Australian businessman and politician

Sir Robert John Southey (20 March 1922 – 29 September 1998) was an Australian businessman, who was president of the Liberal Party of Australia from 1970 to 1975, and chairman of The Australian Ballet Foundation from 1980 to 1990.

==Early life, education and military service==
Southey was born in Melbourne in 1922, the son of Allen Hope Southey and his wife, Ethel Thorpe (Nancy) McComas. He was schooled at Geelong Grammar School, at which he was dux of his final year. At the completion of his schooling, he entered Trinity College, Melbourne in 1940 before travelling to England to study classics at Magdalen College, Oxford. When World War II broke out, Southey enlisted in the British Army, and following completion of training at the Royal Military College, Sandhurst he was commissioned in the 2nd Battalion of the Coldstream Guards. He saw service in North Africa and Italy, attaining the rank of captain.
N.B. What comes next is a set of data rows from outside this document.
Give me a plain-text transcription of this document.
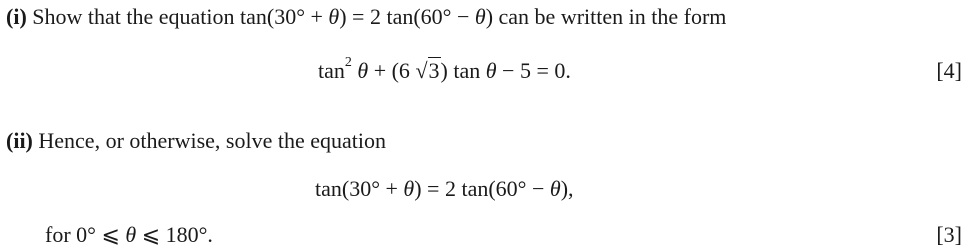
(i) Show that the equation tan(30° + θ) = 2 tan(60° − θ) can be written in the form
$\tan^2 \theta + (6$ √3) tan θ − 5 = 0.	[4]
(ii) Hence, or otherwise, solve the equation
tan(30° + θ) = 2 tan(60° − θ),
for 0° ⩽ θ ⩽ 180°.	[3]
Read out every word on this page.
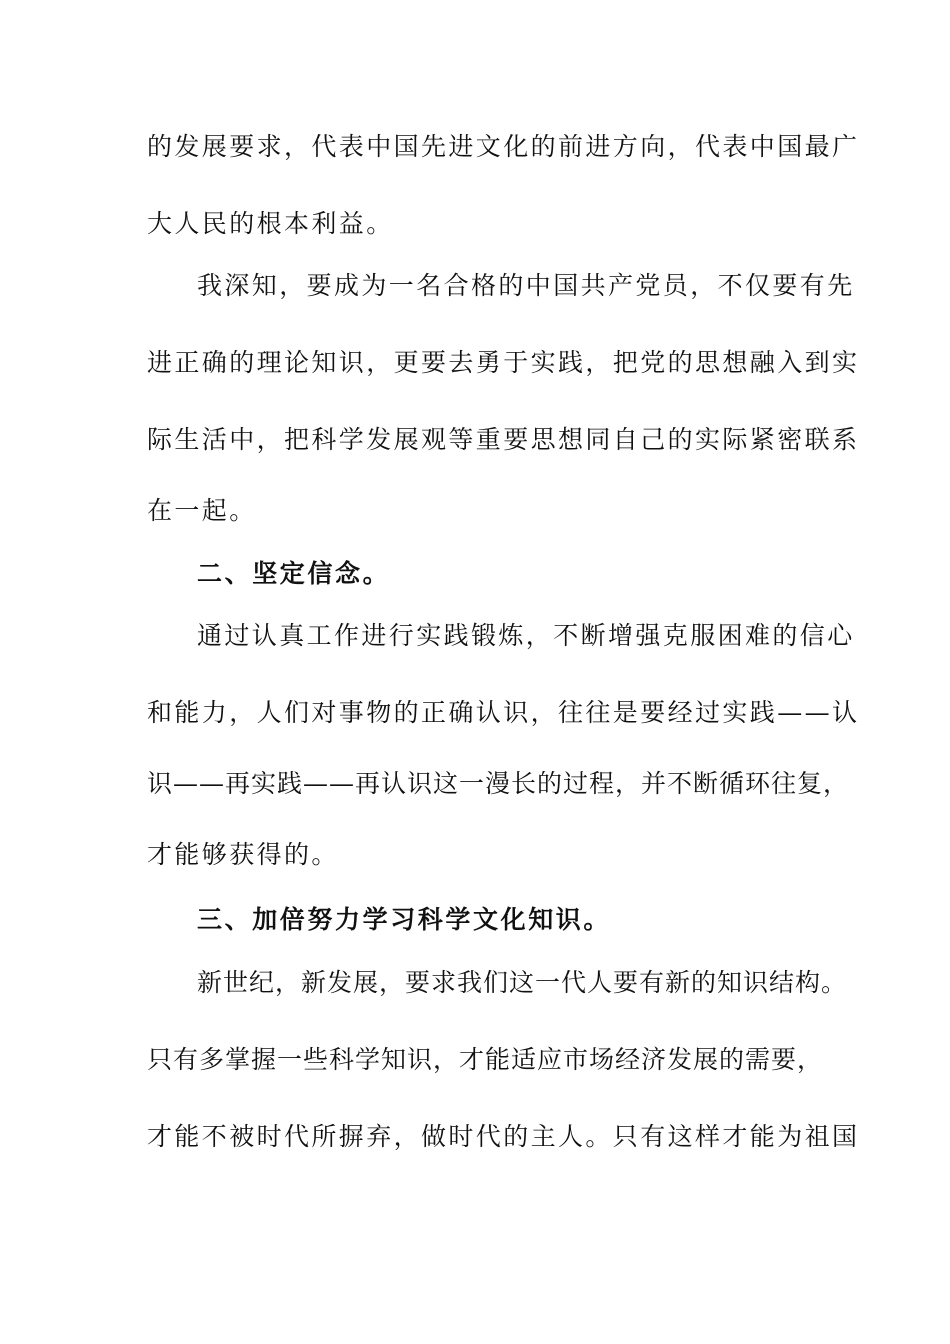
的发展要求，代表中国先进文化的前进方向，代表中国最广
大人民的根本利益。
我深知，要成为一名合格的中国共产党员，不仅要有先
进正确的理论知识，更要去勇于实践，把党的思想融入到实
际生活中，把科学发展观等重要思想同自己的实际紧密联系
在一起。
二、坚定信念。
通过认真工作进行实践锻炼，不断增强克服困难的信心
和能力，人们对事物的正确认识，往往是要经过实践——认
识——再实践——再认识这一漫长的过程，并不断循环往复，
才能够获得的。
三、加倍努力学习科学文化知识。
新世纪，新发展，要求我们这一代人要有新的知识结构。
只有多掌握一些科学知识，才能适应市场经济发展的需要，
才能不被时代所摒弃，做时代的主人。只有这样才能为祖国
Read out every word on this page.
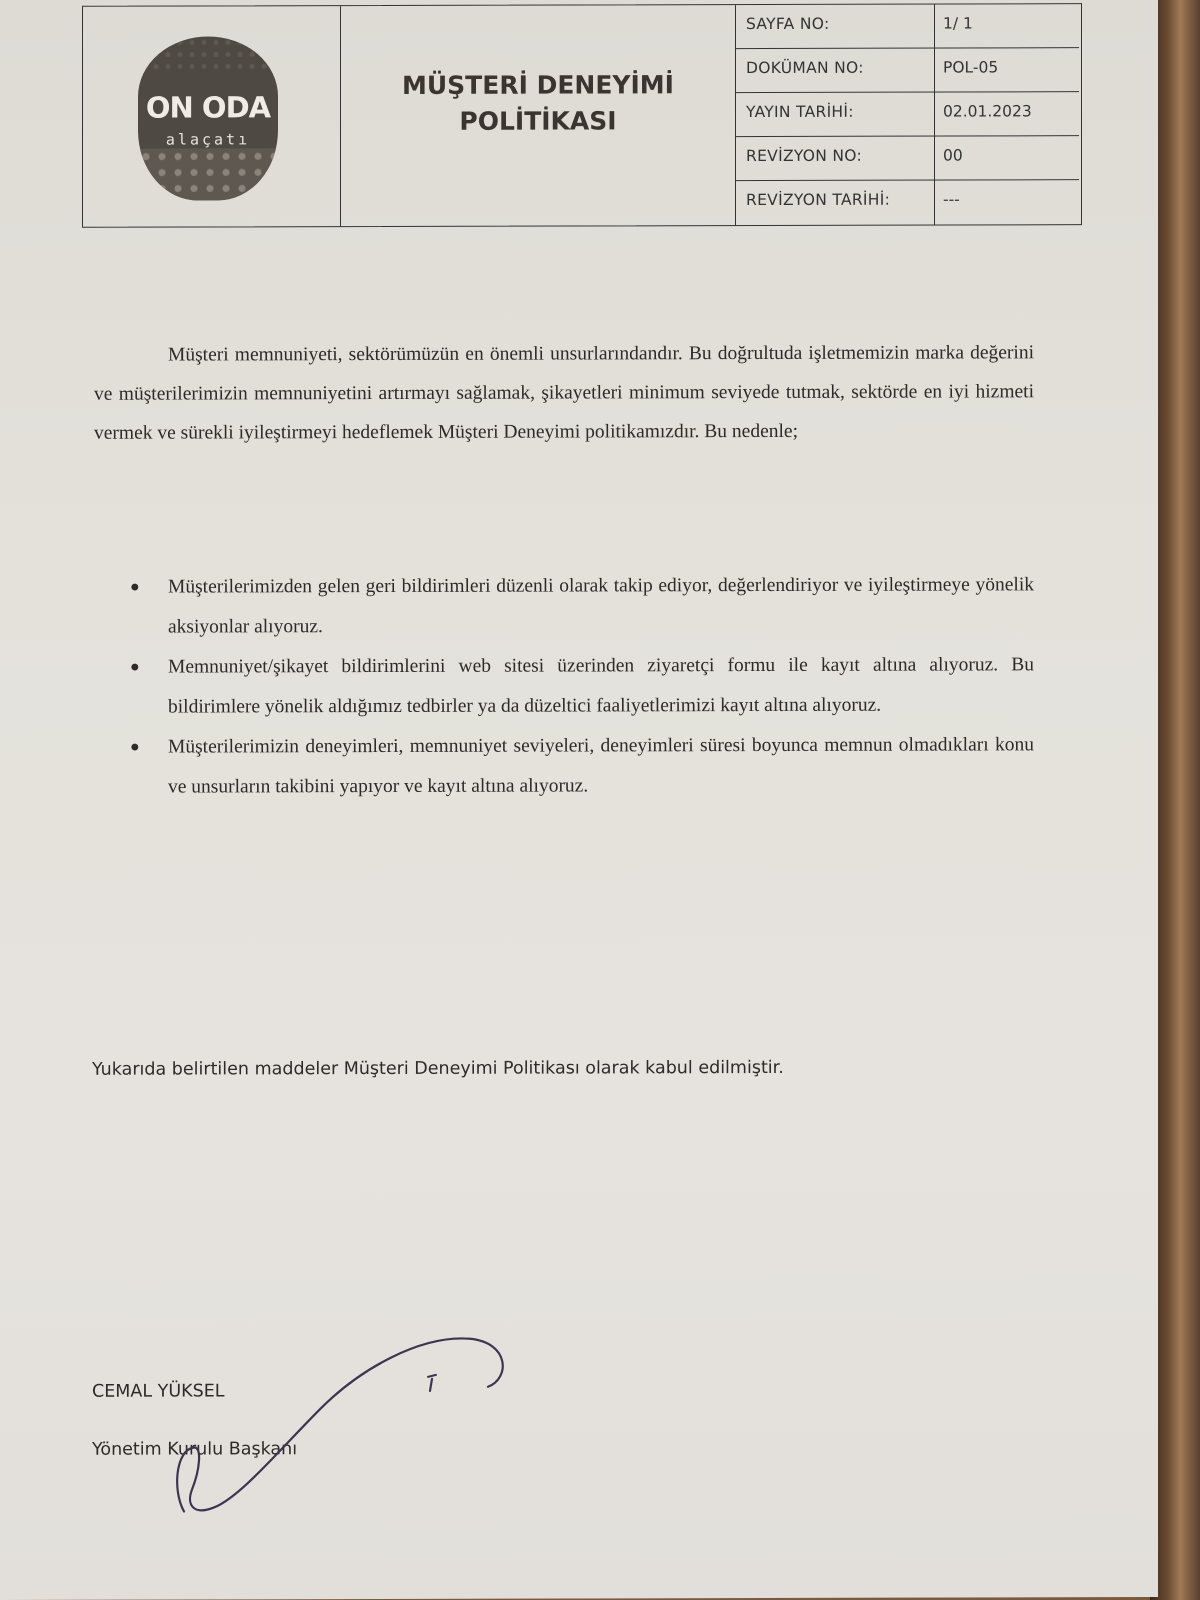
ON ODA
alaçatı
MÜŞTERİ DENEYİMİ
POLİTİKASI
SAYFA NO:	1/ 1
DOKÜMAN NO:	POL-05
YAYIN TARİHİ:	02.01.2023
REVİZYON NO:	00
REVİZYON TARİHİ:	---

Müşteri memnuniyeti, sektörümüzün en önemli unsurlarındandır. Bu doğrultuda işletmemizin marka değerini ve müşterilerimizin memnuniyetini artırmayı sağlamak, şikayetleri minimum seviyede tutmak, sektörde en iyi hizmeti vermek ve sürekli iyileştirmeyi hedeflemek Müşteri Deneyimi politikamızdır. Bu nedenle;

● Müşterilerimizden gelen geri bildirimleri düzenli olarak takip ediyor, değerlendiriyor ve iyileştirmeye yönelik aksiyonlar alıyoruz.
● Memnuniyet/şikayet bildirimlerini web sitesi üzerinden ziyaretçi formu ile kayıt altına alıyoruz. Bu bildirimlere yönelik aldığımız tedbirler ya da düzeltici faaliyetlerimizi kayıt altına alıyoruz.
● Müşterilerimizin deneyimleri, memnuniyet seviyeleri, deneyimleri süresi boyunca memnun olmadıkları konu ve unsurların takibini yapıyor ve kayıt altına alıyoruz.
Yukarıda belirtilen maddeler Müşteri Deneyimi Politikası olarak kabul edilmiştir.
CEMAL YÜKSEL
Yönetim Kurulu Başkanı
After the war, Southey returned to Oxford, graduating in 1948 with first-class honours and a Master of Arts. He also rowed for Oxford and was elected to the Leander Club.
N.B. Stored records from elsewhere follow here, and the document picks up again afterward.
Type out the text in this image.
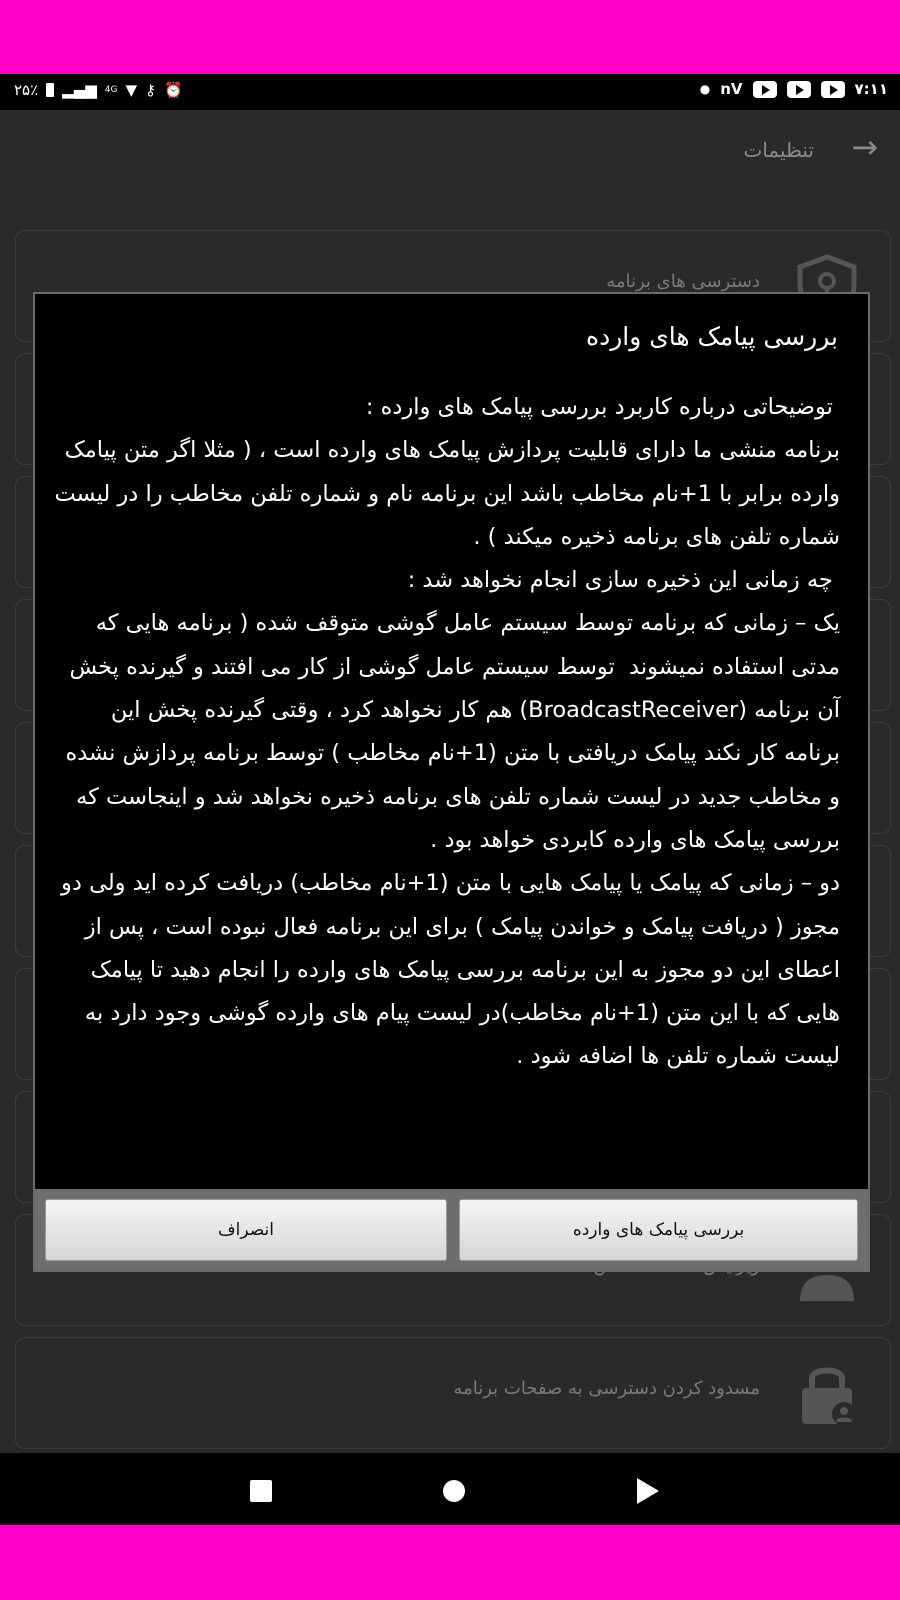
۲۵٪ ▂▄▆ 4G ▼ ⚷ ⏰	● nV	۷:۱۱
→
تنظیمات
دسترسی های برنامه
مسدود کردن دسترسی به صفحات برنامه
بررسی پیامک های وارده

توضیحاتی درباره کاربرد بررسی پیامک های وارده :

برنامه منشی ما دارای قابلیت پردازش پیامک های وارده است ، ( مثلا اگر متن پیامک وارده برابر با 1+نام مخاطب باشد این برنامه نام و شماره تلفن مخاطب را در لیست شماره تلفن های برنامه ذخیره میکند ) .

چه زمانی این ذخیره سازی انجام نخواهد شد :

یک – زمانی که برنامه توسط سیستم عامل گوشی متوقف شده ( برنامه هایی که مدتی استفاده نمیشوند  توسط سیستم عامل گوشی از کار می افتند و گیرنده پخش آن برنامه (BroadcastReceiver) هم کار نخواهد کرد ، وقتی گیرنده پخش این برنامه کار نکند پیامک دریافتی با متن (1+نام مخاطب ) توسط برنامه پردازش نشده و مخاطب جدید در لیست شماره تلفن های برنامه ذخیره نخواهد شد و اینجاست که بررسی پیامک های وارده کابردی خواهد بود .

دو – زمانی که پیامک یا پیامک هایی با متن (1+نام مخاطب) دریافت کرده اید ولی دو مجوز ( دریافت پیامک و خواندن پیامک ) برای این برنامه فعال نبوده است ، پس از اعطای این دو مجوز به این برنامه بررسی پیامک های وارده را انجام دهید تا پیامک هایی که با این متن (1+نام مخاطب)در لیست پیام های وارده گوشی وجود دارد به لیست شماره تلفن ها اضافه شود .

بررسی پیامک های وارده
انصراف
==Business and political career==
On his return to Australia, Southey joined the company William Haughton as a wool buyer. He became active in conservative politics, joining the Malvern branch of the Liberal Party.

In 1970, he became federal president of the Liberal Party, where he managed leadership turmoil within the party after the election of the Whitlam government in 1972 which saw many of Australia's ties with Britain abolished. With parliamentary preselection virtually assured, Southey's political hopes were dashed after confidential memos he had sent to Prime Minister William McMahon, in which he called for several newspaper editors to be "straightened out", were published in a book. Southey stood down as president in 1975, and did not seek election. By that time he was managing director of William Haughton, as well as chairman of several other companies.

In 1978, he was invited to join the Australian Ballet as a director, and was appointed chairman in 1980 after resolving an industrial dispute and dancers' strike. Southey's involvement with the dance world had begun during his childhood, when his uncle, the ophthalmologist Ringland Anderson, looked after members of the Ballets Russes when they visited Australia.

==Honours==
- Companion of the Order of St Michael and St George (CMG) in the Queen's Birthday Honours of 1970, as President of the Liberal Party of Victoria
- Knight Bachelor in 1976, for services to politics
- Officer of the Order of Australia (AO) in 1993, for service to the arts particularly through the Australian Ballet Foundation

==Personal life==
Southey was married twice, first, on 20 August 1946, to Valerie Clarke, the daughter of Liberal politician Sir Frank Clarke, who was President of the Victorian Legislative Council. Valerie Southey died on 30 November 1977, and from 1982 he was married to Marigold Shelmerdine (née Myer) until his death in 1998.